Part of me wishes I could just go into labour NOW, so I could see my feet again/eat without getting indigestion/stop walking into everything and losing my temper for no reason, but another part of me wants more time with Grace and Daisy before I have to share myself three ways.
Grace is keen as mustard for number three to arrive. She talks to it in the bathtub as she washes my tummy, and likes to lay with her head on my protruding belly button telling the baby a load of old nonsense. In a recent thunderstorm Grace got so scared she asked if she could hide in my tummy with the new baby.
Lord knows what is going to happen if it's not another girl. I have tried telling her it might be a boy, but she is having none of it. As far as she is concerned it's a girl, called Tinkerbell, and it's going to sleep in her bed with her. She came with me to the midwife last week and was spellbound by hearing the heartbeat. Very sweet indeed.
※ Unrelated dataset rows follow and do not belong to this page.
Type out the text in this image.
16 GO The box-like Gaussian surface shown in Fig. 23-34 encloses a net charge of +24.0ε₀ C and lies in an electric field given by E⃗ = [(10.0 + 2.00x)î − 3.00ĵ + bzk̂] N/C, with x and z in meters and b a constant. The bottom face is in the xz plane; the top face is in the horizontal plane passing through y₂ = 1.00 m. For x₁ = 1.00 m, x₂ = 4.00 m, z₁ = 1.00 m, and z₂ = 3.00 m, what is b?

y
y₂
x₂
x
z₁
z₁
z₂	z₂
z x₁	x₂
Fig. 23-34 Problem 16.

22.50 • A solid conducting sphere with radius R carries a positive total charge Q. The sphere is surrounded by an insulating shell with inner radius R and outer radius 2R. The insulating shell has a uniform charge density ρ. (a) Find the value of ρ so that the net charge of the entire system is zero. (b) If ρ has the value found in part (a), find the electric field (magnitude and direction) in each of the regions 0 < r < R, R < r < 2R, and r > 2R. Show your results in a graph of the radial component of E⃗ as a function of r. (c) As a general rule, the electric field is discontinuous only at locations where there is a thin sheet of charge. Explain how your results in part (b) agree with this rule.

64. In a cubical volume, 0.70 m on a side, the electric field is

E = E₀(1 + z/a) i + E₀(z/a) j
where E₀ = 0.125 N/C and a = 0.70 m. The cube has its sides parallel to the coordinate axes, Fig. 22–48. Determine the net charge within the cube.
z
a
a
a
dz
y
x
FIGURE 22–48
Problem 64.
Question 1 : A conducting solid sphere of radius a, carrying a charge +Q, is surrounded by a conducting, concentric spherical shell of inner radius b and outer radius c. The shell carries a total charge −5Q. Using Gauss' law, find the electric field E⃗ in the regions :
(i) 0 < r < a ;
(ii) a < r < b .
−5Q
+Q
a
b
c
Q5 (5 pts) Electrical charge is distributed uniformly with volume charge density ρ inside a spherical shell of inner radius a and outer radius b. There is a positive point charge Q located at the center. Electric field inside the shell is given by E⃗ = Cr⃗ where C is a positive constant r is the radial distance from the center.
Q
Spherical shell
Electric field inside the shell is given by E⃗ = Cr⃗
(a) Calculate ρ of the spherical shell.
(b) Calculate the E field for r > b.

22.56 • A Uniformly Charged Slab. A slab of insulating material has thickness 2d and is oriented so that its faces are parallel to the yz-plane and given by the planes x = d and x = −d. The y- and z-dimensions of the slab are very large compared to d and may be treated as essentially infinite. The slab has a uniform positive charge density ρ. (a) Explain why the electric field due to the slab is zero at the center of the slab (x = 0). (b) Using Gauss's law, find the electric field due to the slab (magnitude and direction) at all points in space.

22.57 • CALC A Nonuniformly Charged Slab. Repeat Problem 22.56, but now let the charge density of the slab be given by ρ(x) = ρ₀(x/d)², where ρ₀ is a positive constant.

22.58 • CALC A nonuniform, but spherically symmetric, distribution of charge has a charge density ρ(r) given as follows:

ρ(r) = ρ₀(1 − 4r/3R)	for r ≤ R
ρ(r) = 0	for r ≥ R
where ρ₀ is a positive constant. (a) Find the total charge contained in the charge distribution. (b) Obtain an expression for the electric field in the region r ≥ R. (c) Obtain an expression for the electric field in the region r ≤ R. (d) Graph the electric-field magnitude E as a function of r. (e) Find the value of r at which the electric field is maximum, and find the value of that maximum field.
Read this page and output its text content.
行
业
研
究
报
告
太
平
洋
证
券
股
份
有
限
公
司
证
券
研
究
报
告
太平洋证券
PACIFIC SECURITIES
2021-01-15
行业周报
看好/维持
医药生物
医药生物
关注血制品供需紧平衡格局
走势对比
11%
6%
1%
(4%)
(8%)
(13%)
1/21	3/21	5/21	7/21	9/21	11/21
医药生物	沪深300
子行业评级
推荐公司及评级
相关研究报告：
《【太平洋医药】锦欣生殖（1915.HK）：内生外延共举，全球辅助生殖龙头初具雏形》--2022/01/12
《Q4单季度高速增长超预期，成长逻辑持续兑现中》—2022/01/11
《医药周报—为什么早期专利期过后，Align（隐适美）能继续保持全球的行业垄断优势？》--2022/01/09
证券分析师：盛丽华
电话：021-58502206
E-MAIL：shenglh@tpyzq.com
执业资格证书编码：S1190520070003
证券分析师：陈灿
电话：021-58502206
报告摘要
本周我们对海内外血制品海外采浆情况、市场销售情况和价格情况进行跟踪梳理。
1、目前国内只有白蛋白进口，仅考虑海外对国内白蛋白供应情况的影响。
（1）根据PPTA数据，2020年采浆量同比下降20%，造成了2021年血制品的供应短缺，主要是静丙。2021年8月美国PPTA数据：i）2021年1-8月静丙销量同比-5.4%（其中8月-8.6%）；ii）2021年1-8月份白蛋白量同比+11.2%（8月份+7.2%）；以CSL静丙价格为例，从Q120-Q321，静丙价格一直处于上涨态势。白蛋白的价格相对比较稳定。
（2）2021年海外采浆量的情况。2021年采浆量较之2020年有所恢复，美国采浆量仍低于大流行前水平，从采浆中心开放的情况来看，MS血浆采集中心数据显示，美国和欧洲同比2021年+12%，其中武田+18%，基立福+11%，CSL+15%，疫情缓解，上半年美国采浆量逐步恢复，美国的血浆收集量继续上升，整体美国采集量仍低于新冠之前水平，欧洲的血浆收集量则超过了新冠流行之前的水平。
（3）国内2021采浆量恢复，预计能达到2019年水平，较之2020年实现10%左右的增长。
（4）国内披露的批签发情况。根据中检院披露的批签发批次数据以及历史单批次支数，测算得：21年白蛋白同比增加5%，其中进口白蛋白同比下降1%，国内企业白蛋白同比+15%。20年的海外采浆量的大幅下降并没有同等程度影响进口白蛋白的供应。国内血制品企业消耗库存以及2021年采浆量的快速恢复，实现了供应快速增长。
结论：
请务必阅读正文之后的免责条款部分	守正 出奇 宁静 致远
Daisy, however, is another story. I am genuinely worried about the safety of number three with her around. I took her to the Kipling Museum at the library the other day. They had a massive chest full of old porcelain dolls, the ones with eyelids that open and shut and long eyelashes. The sign quite clearly stated that they were for looking at only - but Daisy did a front somersault into the chest before I could stop her, and then proceeded to prize open the doll's eyelids and POKE them in their glass eye very hard whilst laughing slightly demonically. It was a bit like a scene from Bride of Chucky.
The only thing she is gentle with is 'Charlie cloth' her cellular cot blanket, which now has to come everywhere with us. It's really hampered her walking, as she kept tripping over it (well she did before she learnt to put her hands above her head. Now she just stumbles about with arms outstretched and Charlie cloth draped over her face like a drunken ghost)
She still gets very cross if I have to leave the room to have a wee. She hangs off the stair gate howling indignantly till I return, and even then she takes a good ten minutes or so to calm down, by which point I need to go for another wee. Maybe I should just wear Grace's princess night pant nappies, it would save us all time.
Grace does not keep them on anyway. She likes to get into our bed in the "wee" hours and wee all over me instead. I was always worried about giving her a complex if she was a bed wetter, so adopted a "does not matter, it'll come out in the wash" attitude early on. I think it might have been an error. She could not care less if she wakes up in a puddle of wet wee. She just says "Nevermind mum, you will sort it all out" and then skips off downstairs. LOVELY!
James won the egg and spoon race at sports day. There are photos in the link below which some say, show him holding onto the egg. I am staying impartial. It looks like I am going to be the only non competitive one in the family. It took Grace a while to get into the races, but she was soon doing her dad proud with lots of 1'st place stickers all over her. James was horrified when she started the race by skipping, whilst holding hands with her best friend. "FORGET HER GRACE ! She's holding you back!" he shouted, whilst I smiled politely at everyone and tried to pretend he was joking. No one was fooled.
Our building work is FINALLY finished. Builders are annoying aren't they? Why do they sit in their vans so often reading the Sun? All a different story towards the end when James stepped in to get it done before I give birth. Suddenly they no longer spent the first hour on site drinking tea and texting people. Suddenly they stopped calling me love and using my toilet. Suddenly they were very efficient and professional.
I am loving my new "open plan" kitchen. The downside is that the kids now have access to it. Daisy has worked out which cupboard houses drinks and snacks and can often be found inside it, cramming mini Cheddars down as fast as she can. This is because she knows she is not supposed to be in the cupboard. If I don't get there in time she will also get the lid off the undiluted ribena to wash her illicit snack down with. (see photos - and remember she has speed of a jaguar and I am a heavy lumbering pregnant hippo.)
I am pretty sure she knows she is not allowed to toddle over to my washing machine, remove all the laundry, drape it over her head, then do her silly drunken ghost walk round the kitchen either, stumbling over broken biscuits and mini cheddars, so everything needs washing again anyway.
It's just as well she is so very very very sweet really. She has learnt that ladies never go out without their handbags and car keys, and so before each outing it's a race to see who can get to mine in time. Cue more charlie-cloth-over-face-handbag-draped-over-raised-arm-car-keys-in-the-other-walking, inevitably ending with her marching into the patio door.